Why Do We Sleep?
Prof seeks to unlock insomnia, nightmares, and mysteries of REM sleep

Humans do it in comfy beds. Cows do it standing up, and bats do it upside down. Whales do it with one hemisphere of their brain at a time, and birds do it on the fly.
But why does everything sleep? “It makes no sense,” says Patrick McNamara, an associate professor of neurology and psychiatry at the School of Medicine. “Unlike activities such as sex, foraging, and avoiding predators, the functions of sleep are not immediately apparent.”
It’s an evolutionary puzzle that McNamara is determined to solve. Indeed, humans spend a third of their lives sleeping. And despite countless studies that indicate people who don’t get their zzz’s suffer from memory loss and have slower reflexes, the actual benefits of sleep are, at best, obscure.
To better understand this phenomenon, McNamara has assembled a team of scientists to conduct a three-year study called the Phylogeny of Sleep. Funded by the National Institute of Mental Health, the study examines the sleeping habits of animals to trace the evolution of sleep.
McNamara’s team produced an online searchable database that contains sleep patterns of 127 different mammalian species — and the results are as diverse as the species themselves. For example, some animals, such as the red kangaroo, the giraffe, and the rhesus monkey, sleep less than three hours a day, while others, such as the opossum, the bat, and the South American armadillo, sleep between 19 and 20 hours a day.
The team discovered that environmental influences — such as whether the animal is predator or prey or sleeps alone or in groups — can affect how long an animal sleeps. For example, tigers, which are at the top of the food chain, sleep an average of 12 hours longer than deer, which they hunt. Additionally, genetically related species, such as the donkey and the horse, are more likely to have similar sleep patterns. Such clues, McNamara says, could eventually lead to the revelation of sleep’s primary function.
The project delves deeply into the realm of rapid eye movement (REM) sleep, a stage of sleep where the body becomes paralyzed, the eyes dart back and forth rapidly, the brain and sexual system are highly activated, and dreams occur. REM typically takes place about 90 minutes after a person falls asleep. But for people who suffer from sleeping disorders, REM occurs as quickly as in 25 or 30 minutes. The time to reach REM sleep is also greatly reduced in people who suffer from depression. In fact, half of all sleeping disorders involve REM, McNamara says.
REM occurs in animals, too. And while previous studies concluded that mammals with higher amounts of REM sleep had larger brains, McNamara’s team determined that the animal with the most REM sleep was the platypus, which has a very small brain.
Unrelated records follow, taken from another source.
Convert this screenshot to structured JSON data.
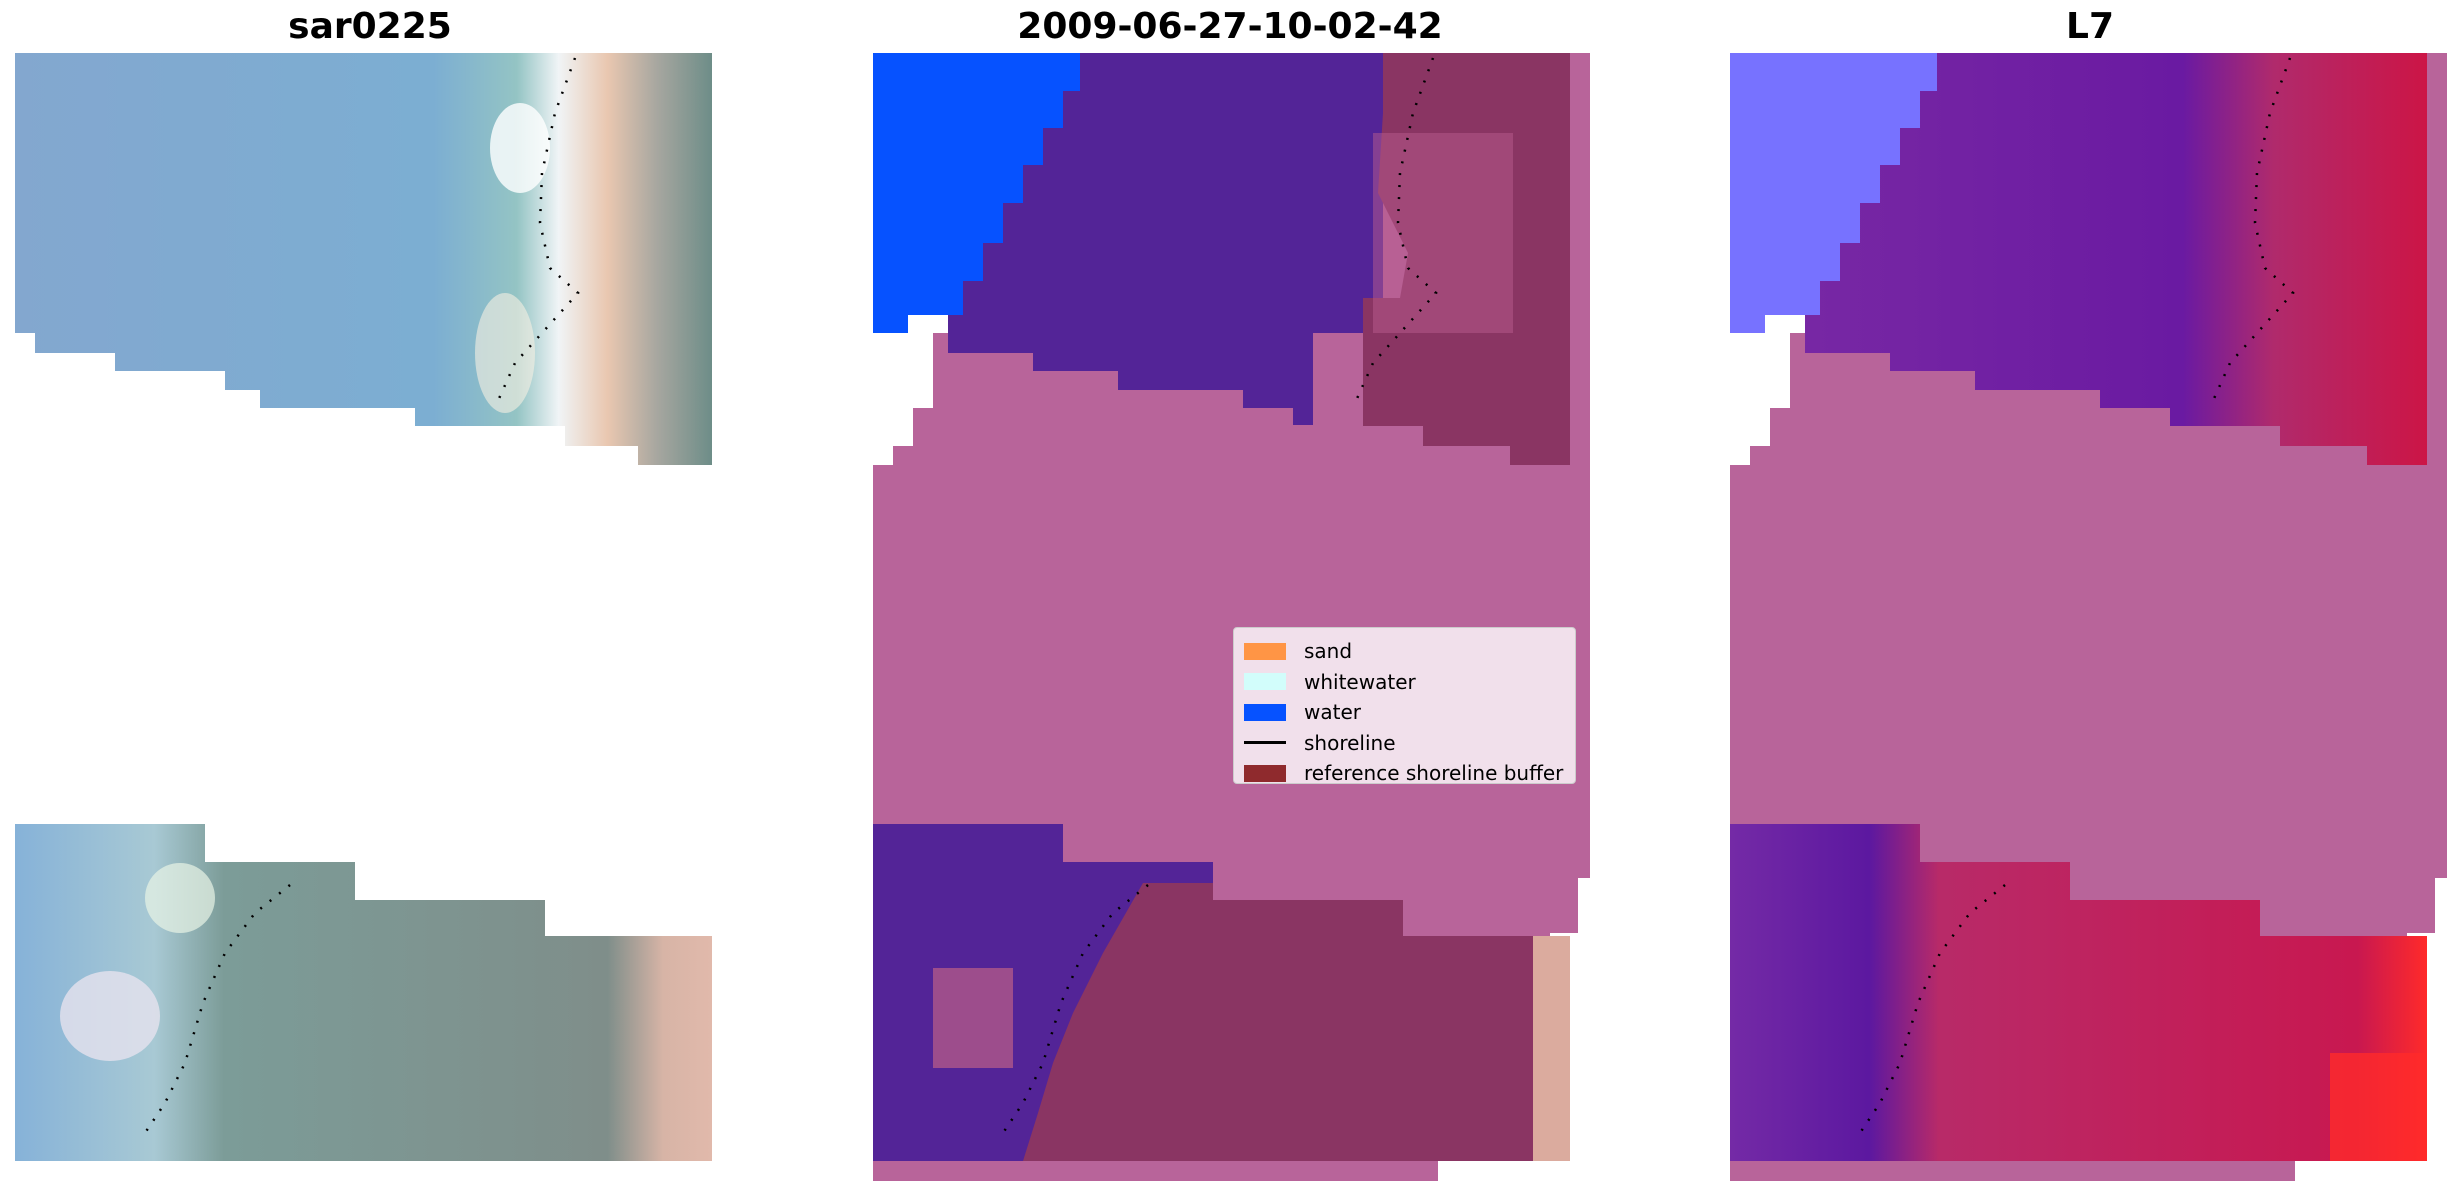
{
  "panels": [
    {
      "title": "sar0225"
    },
    {
      "title": "2009-06-27-10-02-42"
    },
    {
      "title": "L7"
    }
  ],
  "legend": {
    "items": [
      {
        "label": "sand",
        "color": "#ff9545"
      },
      {
        "label": "whitewater",
        "color": "#d2fdfb"
      },
      {
        "label": "water",
        "color": "#0652ff"
      },
      {
        "label": "shoreline",
        "color": "#000000"
      },
      {
        "label": "reference shoreline buffer",
        "color": "#8f2a2d"
      }
    ]
  },
  "colors": {
    "rgb_water": "#80a9cf",
    "rgb_land": "#7f9288",
    "class_water": "#532497",
    "class_nodata": "#b8649a",
    "class_buffer": "#8a3563",
    "mndwi_water": "#7a22a0",
    "mndwi_land": "#c9144a"
  }
}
In fact, when compared to other mammals, humans exhibited only an average amount of REM.
And even more puzzling, they concluded that the function does not appear to be linked to the amount of whole brain tissue or cognitive processing abiltities, nor does it have any connection to any particular physiological parameter, such as the immune system or metabolic rates.
The group also studied non–rapid eye movement sleep (NREM), or slow-wave sleep, which is the deepest phase of sleep. “When you deprive an animal of REM sleep, it takes a while before you see any dramatic changes in function,” McNamara explains. “But when you deprive an animal of NREM, they exhibit very rapid signs of psychological collapse.”
Such findings have led some sleep scientists to question whether REM is even necessary, but McNamara disagrees. “Slow-wave sleep helps repair the body and primes the immune system, but I believe REM sleep is more important for brain functions,” he says. “And if we can determine the purpose of REM, we just may solve the outstanding mystery of biology: why sleep exists at all.”
But why is McNamara so compelled to unlock this mystery? “About 70 million people suffer from sleeping disorders, adding an estimated $15 billion to the national health-care bill,” he says. “If we can determine what purpose sleep serves, we may very likely learn new treatments for sleeping disorders such as insomnia, narcolepsy, and nightmares.”
McNamara is also involved in a second NIMH-funded sleep study, called REM/NREM Processing Specializations, which explores potential cognitive processing specializations of REM and NREM sleep states.